Microplastiques et écosystème ruminal : Impact in vitro sur la dégradation des fibres et la fermentation

Interaction des microplastiques avec l'écosystème ruminal in vitro

Introduction

Les microplastiques (MPs), fragments de polymères inférieurs à 5 mm, ont récemment attiré une vigilance accrue concernant leur présence pernicieuse dans divers environnements, y compris les milieux agricoles. Leur pénétration dans les chaînes alimentaires animales, notamment chez les ruminants, soulève des inquiétudes sur l'impact potentiel des MPs sur la digestion et la santé animale. Cette étude approfondit l'effet in vitro des microplastiques sur le microbiome ruminal, la dégradation des fibres et l'évolution des paramètres fermentaires.

Caractéristiques des microplastiques et préparation des essais

Les microplastiques utilisés étaient majoritairement des polymères de polystyrène sphériques, d'un diamètre moyen de 1 μm. Les essais étaient menés selon le protocole in vitro conventionnel, utilisant du liquide ruminal frais prélevé chez des vaches laitières adultes. Différents niveaux de concentrations de MPs (1, 10 et 100 mg/L) ont été ajoutés à des substrats végétaux standardisés pour simuler l'exposition ruminale typique.
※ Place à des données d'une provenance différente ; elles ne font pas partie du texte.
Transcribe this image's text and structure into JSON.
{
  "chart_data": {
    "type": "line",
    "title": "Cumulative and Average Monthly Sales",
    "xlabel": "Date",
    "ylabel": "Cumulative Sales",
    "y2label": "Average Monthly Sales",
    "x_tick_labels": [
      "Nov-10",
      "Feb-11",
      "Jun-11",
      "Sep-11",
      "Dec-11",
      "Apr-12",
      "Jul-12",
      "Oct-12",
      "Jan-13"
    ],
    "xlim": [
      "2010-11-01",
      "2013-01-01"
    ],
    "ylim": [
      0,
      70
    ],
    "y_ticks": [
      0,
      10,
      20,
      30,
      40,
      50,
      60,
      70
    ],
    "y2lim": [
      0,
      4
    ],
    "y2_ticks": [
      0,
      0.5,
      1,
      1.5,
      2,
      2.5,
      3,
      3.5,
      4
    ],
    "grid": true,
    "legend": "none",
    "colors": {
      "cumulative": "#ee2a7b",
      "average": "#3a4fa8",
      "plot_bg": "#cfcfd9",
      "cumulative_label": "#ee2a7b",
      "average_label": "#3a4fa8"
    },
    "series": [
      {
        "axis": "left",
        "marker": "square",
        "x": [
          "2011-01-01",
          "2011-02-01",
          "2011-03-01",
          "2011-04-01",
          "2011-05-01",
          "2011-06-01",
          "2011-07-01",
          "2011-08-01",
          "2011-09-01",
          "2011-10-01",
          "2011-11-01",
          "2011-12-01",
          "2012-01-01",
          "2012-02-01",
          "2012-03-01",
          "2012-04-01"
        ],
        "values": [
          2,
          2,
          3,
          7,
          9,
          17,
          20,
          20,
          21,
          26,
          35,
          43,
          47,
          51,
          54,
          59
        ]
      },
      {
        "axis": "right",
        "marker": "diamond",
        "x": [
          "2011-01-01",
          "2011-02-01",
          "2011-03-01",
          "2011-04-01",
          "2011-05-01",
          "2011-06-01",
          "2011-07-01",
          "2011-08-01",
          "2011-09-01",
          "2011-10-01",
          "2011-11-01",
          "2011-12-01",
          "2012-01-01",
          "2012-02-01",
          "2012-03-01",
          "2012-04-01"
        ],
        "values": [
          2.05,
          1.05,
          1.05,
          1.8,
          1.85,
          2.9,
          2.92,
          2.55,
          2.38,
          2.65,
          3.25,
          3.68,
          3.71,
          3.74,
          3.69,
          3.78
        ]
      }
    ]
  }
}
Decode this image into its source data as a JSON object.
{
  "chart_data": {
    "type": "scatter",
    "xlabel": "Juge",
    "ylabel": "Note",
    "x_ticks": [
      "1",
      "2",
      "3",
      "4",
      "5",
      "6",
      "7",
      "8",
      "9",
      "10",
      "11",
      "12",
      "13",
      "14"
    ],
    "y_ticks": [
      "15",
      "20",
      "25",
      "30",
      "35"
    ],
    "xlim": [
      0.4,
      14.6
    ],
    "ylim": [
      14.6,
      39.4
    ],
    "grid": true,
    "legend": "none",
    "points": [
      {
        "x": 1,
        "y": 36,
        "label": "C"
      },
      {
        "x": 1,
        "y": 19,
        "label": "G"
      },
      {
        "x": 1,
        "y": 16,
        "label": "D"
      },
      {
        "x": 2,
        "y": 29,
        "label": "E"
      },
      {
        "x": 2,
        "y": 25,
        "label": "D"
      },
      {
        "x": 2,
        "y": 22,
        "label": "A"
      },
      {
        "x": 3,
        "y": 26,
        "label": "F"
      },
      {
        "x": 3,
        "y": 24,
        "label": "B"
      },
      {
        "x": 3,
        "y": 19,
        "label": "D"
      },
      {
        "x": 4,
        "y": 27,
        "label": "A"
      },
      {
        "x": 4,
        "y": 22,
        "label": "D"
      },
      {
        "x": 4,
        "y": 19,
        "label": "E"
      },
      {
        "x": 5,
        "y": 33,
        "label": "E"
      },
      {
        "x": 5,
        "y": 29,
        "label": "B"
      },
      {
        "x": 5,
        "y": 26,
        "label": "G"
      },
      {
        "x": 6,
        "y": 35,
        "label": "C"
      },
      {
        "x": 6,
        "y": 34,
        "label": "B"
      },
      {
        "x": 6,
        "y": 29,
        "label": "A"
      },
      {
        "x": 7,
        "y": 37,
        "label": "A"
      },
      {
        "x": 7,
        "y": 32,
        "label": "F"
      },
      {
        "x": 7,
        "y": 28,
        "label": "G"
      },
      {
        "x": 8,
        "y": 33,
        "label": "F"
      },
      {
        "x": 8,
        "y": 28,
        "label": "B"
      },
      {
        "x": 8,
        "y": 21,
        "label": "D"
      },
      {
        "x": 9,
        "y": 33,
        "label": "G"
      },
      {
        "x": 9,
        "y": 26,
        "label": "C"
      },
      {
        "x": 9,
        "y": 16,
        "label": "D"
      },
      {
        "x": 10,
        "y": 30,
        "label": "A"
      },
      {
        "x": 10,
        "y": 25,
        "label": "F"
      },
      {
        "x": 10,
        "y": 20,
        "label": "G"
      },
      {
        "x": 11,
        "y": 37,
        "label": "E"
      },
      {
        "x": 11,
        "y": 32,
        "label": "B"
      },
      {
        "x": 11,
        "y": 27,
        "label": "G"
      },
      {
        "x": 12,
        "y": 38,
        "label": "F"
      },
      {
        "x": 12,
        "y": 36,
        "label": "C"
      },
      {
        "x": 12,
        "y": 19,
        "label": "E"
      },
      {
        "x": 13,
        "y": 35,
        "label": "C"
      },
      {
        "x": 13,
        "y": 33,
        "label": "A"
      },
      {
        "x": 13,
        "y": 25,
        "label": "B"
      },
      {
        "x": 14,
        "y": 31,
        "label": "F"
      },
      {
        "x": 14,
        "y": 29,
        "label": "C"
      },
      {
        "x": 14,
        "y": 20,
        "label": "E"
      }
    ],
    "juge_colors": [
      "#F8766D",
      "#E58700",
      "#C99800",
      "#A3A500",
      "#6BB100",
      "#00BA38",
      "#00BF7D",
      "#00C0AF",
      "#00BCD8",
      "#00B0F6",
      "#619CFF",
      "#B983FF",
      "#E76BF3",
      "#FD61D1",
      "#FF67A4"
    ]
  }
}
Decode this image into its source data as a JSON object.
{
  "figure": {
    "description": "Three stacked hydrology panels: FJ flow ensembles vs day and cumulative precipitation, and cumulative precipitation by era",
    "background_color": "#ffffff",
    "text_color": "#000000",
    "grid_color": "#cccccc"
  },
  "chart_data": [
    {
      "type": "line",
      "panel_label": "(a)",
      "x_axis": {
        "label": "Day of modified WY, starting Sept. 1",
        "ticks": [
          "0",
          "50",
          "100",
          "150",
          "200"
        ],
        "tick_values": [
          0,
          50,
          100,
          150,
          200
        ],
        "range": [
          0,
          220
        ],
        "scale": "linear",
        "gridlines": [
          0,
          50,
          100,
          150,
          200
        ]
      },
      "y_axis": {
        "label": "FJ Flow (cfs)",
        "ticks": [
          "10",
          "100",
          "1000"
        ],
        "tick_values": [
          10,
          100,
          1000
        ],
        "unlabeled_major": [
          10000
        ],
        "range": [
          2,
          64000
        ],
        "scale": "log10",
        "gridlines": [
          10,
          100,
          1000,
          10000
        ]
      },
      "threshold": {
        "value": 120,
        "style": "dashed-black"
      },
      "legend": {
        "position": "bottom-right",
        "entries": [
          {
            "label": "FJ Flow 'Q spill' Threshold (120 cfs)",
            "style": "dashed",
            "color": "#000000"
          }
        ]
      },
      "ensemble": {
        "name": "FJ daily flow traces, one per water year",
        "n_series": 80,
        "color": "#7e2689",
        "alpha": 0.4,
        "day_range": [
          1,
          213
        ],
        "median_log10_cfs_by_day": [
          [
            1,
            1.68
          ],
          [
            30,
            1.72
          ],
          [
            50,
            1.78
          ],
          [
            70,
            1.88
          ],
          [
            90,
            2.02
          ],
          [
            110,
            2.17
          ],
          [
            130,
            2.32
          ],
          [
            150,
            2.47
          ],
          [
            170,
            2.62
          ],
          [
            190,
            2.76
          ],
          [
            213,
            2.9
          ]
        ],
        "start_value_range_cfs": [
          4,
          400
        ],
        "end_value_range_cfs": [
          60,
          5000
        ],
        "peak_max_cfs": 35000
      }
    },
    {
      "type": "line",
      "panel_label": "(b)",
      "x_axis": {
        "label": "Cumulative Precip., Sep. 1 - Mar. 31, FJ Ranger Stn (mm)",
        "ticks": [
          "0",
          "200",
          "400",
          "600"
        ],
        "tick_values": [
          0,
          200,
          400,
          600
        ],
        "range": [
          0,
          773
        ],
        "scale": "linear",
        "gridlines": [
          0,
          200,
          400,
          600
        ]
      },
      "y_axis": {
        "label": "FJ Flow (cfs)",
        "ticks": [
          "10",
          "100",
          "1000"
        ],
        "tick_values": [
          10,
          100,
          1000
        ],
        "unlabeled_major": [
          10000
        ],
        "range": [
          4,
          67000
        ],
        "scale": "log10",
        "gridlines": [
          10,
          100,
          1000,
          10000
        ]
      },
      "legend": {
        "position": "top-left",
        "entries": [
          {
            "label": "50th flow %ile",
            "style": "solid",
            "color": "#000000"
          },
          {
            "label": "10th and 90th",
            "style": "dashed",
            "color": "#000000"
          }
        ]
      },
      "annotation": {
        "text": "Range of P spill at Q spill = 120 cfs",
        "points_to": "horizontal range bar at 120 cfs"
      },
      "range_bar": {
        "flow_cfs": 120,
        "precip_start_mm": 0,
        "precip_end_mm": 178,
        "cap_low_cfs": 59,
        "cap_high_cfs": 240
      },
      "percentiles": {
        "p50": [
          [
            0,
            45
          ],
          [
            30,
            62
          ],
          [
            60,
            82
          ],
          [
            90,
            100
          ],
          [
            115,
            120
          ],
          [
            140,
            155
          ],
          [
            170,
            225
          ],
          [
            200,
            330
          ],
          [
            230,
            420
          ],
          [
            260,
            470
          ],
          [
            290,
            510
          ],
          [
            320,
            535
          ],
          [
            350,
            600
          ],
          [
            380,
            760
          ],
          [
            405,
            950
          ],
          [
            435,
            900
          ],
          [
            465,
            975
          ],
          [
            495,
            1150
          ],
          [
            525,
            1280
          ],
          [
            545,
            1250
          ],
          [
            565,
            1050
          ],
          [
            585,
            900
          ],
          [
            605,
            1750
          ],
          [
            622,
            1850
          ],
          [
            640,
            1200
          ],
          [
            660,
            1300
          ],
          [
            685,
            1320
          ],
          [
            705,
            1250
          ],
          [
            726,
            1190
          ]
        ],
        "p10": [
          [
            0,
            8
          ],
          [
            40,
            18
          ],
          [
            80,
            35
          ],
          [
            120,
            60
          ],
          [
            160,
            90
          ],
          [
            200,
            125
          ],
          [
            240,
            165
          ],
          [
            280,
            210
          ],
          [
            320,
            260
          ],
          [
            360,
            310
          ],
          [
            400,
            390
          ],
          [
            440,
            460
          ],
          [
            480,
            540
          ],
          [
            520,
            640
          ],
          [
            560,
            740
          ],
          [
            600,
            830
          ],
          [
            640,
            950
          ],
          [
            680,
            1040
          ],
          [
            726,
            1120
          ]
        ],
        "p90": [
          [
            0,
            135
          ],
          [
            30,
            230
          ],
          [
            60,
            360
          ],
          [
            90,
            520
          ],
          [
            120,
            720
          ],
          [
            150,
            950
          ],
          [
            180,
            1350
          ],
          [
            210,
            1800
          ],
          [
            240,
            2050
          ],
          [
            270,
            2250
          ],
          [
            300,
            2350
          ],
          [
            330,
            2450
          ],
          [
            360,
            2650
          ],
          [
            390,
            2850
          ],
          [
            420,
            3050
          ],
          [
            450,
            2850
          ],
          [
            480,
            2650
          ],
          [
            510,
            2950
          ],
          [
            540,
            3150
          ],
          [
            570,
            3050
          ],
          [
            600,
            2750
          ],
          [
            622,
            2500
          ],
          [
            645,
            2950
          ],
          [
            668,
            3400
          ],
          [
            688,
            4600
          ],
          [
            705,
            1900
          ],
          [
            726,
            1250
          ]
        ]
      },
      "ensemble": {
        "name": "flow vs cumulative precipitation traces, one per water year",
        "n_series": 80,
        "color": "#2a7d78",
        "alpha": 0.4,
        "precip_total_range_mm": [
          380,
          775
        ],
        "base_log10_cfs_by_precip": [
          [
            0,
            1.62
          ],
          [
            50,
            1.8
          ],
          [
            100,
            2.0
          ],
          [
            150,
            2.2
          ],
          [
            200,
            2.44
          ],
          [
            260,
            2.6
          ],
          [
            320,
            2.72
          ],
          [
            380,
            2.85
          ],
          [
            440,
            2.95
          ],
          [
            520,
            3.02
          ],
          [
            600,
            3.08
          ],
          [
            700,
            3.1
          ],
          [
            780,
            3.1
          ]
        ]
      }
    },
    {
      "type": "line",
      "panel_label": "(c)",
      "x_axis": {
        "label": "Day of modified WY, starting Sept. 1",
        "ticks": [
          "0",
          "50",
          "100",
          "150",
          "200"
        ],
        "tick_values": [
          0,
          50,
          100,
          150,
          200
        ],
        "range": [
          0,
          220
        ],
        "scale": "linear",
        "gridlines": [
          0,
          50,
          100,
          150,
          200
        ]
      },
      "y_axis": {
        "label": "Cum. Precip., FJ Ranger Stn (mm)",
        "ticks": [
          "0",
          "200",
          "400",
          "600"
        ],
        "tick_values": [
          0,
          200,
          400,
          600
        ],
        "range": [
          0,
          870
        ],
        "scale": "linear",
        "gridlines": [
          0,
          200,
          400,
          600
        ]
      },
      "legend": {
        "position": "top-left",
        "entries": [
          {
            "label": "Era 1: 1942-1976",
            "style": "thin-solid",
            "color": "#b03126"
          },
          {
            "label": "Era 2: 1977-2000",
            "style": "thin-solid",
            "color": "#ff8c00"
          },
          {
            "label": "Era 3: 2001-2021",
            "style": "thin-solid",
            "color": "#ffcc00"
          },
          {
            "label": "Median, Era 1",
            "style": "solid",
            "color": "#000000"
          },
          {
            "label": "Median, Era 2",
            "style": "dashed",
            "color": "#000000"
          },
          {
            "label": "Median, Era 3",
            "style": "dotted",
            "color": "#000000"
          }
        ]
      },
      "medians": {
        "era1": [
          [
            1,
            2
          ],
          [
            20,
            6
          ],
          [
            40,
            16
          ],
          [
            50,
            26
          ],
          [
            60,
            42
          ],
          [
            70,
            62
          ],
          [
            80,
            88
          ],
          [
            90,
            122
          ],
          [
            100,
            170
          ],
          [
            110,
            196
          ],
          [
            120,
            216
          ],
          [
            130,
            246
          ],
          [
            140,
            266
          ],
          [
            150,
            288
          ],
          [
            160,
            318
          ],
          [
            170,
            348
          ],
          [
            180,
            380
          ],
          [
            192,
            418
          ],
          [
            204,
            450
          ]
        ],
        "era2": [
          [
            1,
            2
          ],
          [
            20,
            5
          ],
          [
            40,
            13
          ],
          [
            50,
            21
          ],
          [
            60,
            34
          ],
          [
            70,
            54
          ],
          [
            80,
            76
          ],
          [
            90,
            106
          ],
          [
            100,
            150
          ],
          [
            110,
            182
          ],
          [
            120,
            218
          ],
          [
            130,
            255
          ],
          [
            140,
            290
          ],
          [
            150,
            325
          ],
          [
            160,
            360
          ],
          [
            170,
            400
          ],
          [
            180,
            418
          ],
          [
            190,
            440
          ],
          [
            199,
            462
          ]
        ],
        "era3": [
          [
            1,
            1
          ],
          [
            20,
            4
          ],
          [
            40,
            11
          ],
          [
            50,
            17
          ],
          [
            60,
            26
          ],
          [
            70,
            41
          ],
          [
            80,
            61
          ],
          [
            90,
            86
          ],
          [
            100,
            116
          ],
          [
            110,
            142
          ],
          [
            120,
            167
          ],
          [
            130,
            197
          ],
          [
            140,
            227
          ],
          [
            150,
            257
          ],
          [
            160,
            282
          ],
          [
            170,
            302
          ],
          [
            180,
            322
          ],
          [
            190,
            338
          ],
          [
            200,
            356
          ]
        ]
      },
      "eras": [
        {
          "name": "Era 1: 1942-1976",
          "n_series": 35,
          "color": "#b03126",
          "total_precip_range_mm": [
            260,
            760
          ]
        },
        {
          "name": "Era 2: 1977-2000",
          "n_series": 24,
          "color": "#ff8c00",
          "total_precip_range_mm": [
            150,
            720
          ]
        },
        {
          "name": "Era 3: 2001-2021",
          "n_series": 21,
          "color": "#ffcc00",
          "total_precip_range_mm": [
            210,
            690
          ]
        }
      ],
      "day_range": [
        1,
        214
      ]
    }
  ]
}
Effets sur les paramètres de fermentation

Production de gaz et d'acides gras

Une diminution significative de la production totale de gaz a été notée en présence de concentrations élevées de microplastiques (100 mg/L), indiquant une inhibition de l'activité microbienne. La proportion d'acides gras volatils (AGV) – principalement l'acétate, le propionate et le butyrate – a également été modifiée, avec une réduction de l'acétate et une légère augmentation du propionate, suggérant un déséquilibre dans la fermentation.

Dégradation des fibres

L'efficacité de la dégradation de la cellulose et de l'hémicellulose a été compromise dès 10 mg/L de MPs. Les fibres neutral detergent fiber (NDF) et acid detergent fiber (ADF) présentaient une réduction notable de leur digestibilité. Ces altérations suggèrent que les MPs pourraient interférer avec la colonisation des parois végétales par les microbes fibrolytiques du rumen.

Impacts sur la communauté microbienne ruminale

Évolution de la diversité microbienne

Les analyses de séquençage 16S rRNA révèlent une diminution de la richesse et de la diversité totale du microbiote ruminal exposé aux MPs. Une baisse de la prévalence des genres Ruminococcus et Fibrobacter, acteurs clés de la digestion fibreuse, a été observée. À l'opposé, certains taxons opportunistes, notamment du phylum Proteobacteria, ont vu leur abondance relative augmenter avec la concentration en MPs.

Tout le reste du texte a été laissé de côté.